Building Machine Learning Models with Privacy by Design in Mind

Machine Learning (ML) methods can identify patterns that describe humans’ behaviours. This can only happen when the methods are given enough data to train on. Depending on the type of data at hand, these methods can model and be trained to detect distinct behaviours, properties or characteristics of users. Using such models, their owners can then predict what a user may or may not do with high confidence in a future setting. Some of these behaviours can be also described as weaknesses of users (e.g., “When is the user more likely to buy ice-cream or chocolate?”, or “When is the user more likely to default on their loan”) and can help the ML method owner to manipulate users for his advantage (e.g., to make more sales of ice-cream or chocolate, or select more carefully who to give loans and when).

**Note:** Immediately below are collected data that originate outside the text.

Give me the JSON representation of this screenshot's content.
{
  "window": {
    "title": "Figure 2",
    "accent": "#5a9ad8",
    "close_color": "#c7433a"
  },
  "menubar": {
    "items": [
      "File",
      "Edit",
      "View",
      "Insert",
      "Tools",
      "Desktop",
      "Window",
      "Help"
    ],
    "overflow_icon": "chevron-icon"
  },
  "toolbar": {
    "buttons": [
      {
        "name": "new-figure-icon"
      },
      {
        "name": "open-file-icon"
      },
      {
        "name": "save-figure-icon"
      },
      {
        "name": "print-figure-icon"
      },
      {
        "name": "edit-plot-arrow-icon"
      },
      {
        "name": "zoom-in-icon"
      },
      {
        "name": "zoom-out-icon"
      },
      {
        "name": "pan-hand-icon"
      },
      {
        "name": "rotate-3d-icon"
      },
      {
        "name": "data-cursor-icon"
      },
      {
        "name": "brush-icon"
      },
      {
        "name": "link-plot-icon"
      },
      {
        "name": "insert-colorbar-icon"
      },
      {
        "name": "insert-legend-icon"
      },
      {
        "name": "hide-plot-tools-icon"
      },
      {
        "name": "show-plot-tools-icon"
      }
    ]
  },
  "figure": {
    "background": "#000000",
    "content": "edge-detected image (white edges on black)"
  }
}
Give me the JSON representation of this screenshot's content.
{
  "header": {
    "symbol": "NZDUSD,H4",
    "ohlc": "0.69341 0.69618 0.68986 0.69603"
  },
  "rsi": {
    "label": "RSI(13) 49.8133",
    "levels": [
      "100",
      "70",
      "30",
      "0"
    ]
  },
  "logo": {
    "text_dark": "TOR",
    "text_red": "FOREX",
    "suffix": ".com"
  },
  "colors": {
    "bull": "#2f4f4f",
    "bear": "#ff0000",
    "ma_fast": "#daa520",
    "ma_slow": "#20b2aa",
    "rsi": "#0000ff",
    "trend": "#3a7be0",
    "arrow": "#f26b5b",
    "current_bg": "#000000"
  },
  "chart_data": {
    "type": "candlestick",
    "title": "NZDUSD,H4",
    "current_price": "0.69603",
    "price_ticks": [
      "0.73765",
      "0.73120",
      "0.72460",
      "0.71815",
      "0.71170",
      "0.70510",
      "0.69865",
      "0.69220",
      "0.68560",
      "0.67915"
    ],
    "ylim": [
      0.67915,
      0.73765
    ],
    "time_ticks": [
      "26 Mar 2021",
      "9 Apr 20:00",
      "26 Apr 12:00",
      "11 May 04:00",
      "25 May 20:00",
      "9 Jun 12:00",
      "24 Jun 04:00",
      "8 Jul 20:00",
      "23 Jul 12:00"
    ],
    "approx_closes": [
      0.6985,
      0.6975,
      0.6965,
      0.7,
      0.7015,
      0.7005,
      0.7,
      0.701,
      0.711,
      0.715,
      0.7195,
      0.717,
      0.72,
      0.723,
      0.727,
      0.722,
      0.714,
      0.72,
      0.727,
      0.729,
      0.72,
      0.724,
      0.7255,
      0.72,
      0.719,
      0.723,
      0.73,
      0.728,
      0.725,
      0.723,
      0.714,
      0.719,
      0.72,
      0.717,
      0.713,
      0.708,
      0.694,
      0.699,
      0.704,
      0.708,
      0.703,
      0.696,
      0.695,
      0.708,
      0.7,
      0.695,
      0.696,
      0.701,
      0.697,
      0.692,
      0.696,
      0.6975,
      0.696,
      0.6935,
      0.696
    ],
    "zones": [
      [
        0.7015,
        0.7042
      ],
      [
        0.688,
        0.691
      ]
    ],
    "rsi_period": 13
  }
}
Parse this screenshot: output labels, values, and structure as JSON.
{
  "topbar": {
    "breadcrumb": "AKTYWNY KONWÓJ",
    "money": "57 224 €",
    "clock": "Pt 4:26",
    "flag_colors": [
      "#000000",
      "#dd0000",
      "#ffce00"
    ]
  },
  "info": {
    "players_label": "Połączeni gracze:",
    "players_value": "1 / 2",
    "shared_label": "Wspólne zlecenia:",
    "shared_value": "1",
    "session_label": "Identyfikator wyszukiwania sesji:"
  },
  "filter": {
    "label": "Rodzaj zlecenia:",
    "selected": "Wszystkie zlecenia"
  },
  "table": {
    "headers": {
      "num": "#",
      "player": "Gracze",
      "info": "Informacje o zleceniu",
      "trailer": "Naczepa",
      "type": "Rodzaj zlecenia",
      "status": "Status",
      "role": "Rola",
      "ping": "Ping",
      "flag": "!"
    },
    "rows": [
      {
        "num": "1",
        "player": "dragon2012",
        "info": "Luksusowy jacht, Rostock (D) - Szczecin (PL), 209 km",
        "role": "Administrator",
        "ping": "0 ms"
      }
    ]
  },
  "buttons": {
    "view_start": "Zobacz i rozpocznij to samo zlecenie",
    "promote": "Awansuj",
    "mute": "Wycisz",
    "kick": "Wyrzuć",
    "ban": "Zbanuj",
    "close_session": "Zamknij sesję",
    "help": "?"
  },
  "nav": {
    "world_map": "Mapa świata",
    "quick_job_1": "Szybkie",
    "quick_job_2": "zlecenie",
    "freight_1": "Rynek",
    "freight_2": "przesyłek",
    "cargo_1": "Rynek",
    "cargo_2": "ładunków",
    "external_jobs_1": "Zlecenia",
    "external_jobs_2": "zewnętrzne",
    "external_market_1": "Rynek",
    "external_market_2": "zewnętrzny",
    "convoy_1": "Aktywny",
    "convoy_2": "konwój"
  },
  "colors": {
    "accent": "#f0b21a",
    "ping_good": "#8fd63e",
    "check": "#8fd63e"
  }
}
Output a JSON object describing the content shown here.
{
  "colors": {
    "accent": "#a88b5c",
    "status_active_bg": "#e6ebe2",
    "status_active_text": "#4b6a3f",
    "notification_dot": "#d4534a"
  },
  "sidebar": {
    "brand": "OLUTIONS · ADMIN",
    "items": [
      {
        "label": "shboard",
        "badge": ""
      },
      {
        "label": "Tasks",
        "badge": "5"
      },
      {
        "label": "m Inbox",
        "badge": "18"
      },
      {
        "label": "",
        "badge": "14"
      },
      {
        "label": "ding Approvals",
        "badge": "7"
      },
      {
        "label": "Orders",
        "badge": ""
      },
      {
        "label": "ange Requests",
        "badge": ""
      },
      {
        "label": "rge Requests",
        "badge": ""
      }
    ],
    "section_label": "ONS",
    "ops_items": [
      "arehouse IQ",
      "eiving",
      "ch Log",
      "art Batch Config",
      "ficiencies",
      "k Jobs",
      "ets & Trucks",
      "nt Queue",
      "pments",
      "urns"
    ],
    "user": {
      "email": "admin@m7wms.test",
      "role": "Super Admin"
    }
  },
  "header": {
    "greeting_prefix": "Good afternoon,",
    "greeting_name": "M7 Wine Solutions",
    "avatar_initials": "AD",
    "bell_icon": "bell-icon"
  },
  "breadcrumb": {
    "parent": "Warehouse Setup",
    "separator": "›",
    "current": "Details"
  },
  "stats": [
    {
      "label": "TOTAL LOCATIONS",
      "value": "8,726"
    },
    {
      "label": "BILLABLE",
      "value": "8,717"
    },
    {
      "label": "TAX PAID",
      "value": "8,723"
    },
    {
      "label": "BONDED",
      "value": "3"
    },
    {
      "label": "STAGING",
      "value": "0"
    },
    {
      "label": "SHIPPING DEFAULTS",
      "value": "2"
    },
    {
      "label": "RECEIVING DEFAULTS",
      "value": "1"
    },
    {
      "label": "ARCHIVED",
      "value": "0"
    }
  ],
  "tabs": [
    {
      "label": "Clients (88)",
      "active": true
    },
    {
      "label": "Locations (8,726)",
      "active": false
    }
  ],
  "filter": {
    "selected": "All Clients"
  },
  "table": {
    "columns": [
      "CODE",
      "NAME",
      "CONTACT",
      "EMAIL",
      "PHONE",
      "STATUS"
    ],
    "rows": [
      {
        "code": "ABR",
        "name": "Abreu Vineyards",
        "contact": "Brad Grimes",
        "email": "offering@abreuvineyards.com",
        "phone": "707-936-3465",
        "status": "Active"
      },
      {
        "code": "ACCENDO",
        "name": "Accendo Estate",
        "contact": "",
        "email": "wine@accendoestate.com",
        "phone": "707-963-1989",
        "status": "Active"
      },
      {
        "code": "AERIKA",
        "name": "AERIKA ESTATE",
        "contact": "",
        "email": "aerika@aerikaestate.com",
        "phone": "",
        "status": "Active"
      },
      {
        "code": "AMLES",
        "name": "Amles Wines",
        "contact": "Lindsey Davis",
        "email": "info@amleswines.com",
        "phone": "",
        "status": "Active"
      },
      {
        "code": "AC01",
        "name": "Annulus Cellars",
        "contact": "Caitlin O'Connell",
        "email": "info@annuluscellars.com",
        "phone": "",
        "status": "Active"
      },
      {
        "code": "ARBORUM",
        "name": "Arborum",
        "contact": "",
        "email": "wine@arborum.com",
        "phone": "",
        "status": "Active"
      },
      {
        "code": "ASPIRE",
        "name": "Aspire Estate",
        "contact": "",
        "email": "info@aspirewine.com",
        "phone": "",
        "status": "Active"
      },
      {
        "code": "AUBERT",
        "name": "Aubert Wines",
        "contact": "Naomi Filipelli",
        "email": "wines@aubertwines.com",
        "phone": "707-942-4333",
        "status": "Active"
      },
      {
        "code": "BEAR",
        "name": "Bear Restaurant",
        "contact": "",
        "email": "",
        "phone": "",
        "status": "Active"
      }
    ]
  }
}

Such ML methods are used in many systems and platforms in our lives: online websites, applications or programs, devices, etc. They facilitate the modelling and prediction of clicks on articles inside or across webpages, clicks on ads, sales of products, etc., the modelling of user selection in different contexts such as consumption of music, audio and video clips, books, clothes, movies and other purchases, and offering recommendations what item to view, read, or buy next. In such examples, and many other settings, users cannot process all possible options available from the platform. Therefore, they get encouraged, or even conditioned to select from within the recommendations and predictions of the ML method.

Typically, training a ML model requires some centralized service (usually cloud-based or data center-based) for collecting, aggregating, and processing all user data and train an ML model. However, this traditional ML paradigm has led to repetitive privacy concerns since users must trust that the central service does not misuse their data for their own purposes and that these entities will also protect the users’ data from cyber hacks or thefts, and other privacy violations that may arise in the future. Thus, a conflicting question arises from this traditional ML paradigm:

How can we preserve or even improve the privacy of users and their data, while still allowing ML model owners the capability to build useful models on such data?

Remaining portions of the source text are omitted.